The company had grown through acquisition of a number of competitors, mostly in the Southwestern U.S.
Pilgrim’s Pride completed the acquisition of Atlanta-based Gold Kist for $1.1 billion in cash and the assumption of approximately $144 million of debt. At the time, Gold Kist had been the third-largest poultry processor in America, processing 14 million birds per week and employing 16,500 people when it was acquired by Pilgrim’s Pride.
In conjunction with the filing, Pilgrim’s Pride is seeking approval to enter into a $450 million debtor-in-possession financing facility arranged by Bank of Montreal as lead agent.
If approved by the court, the financing will provide an immediate source of funds to the company, enabling it to satisfy the customary obligations associated with the daily operation of its business, including the timely payment of employee wages and other obligations.
The company has asked the court for additional authorizations, including permission to continue paying employee wages and salaries, to provide employee benefits without interruption, and to continue with its various customer programs.
Saturday, the poultry producer said it would delay filing its 2008 annual financial report with the Securities and Exchange Commission.
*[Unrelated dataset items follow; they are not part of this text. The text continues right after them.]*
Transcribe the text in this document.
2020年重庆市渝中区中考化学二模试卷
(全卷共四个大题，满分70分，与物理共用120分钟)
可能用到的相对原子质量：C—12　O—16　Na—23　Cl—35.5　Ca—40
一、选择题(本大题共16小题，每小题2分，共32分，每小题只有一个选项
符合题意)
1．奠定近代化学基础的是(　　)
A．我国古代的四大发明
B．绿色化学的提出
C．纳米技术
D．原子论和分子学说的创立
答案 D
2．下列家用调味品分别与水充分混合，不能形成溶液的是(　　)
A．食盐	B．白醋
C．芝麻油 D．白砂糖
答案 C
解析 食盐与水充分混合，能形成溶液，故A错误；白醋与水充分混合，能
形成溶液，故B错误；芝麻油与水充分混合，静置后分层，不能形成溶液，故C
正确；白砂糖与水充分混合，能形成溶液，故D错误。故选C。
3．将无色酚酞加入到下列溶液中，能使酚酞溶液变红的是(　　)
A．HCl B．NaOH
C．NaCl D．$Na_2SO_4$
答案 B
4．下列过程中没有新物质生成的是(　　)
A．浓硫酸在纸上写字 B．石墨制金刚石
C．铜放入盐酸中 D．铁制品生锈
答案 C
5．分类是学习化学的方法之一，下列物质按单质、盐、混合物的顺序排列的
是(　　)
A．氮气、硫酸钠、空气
The company also said it expects to post a loss of $802 million, or $10.83 per share, for the quarter ended Sept. 27.
Pilgrim’s Pride, like other food producers, has also been struggling with soaring costs for animal feed and an oversupply of chicken that has lowered retail prices, making it nearly impossible to offset the higher feed costs.
In its fourth quarter, Pilgrim’s Pride bet that feed would continue to be expensive in a process called hedging. Hedging allows a company to profit if the price it pays for an ingredient winds up being lower than the price of that ingredient on the spot market. But the price of corn, a key ingredient in animal feed, unexpectedly dropped during the period, handing the company a loss from the bet.
The Associated Press contributed to this report.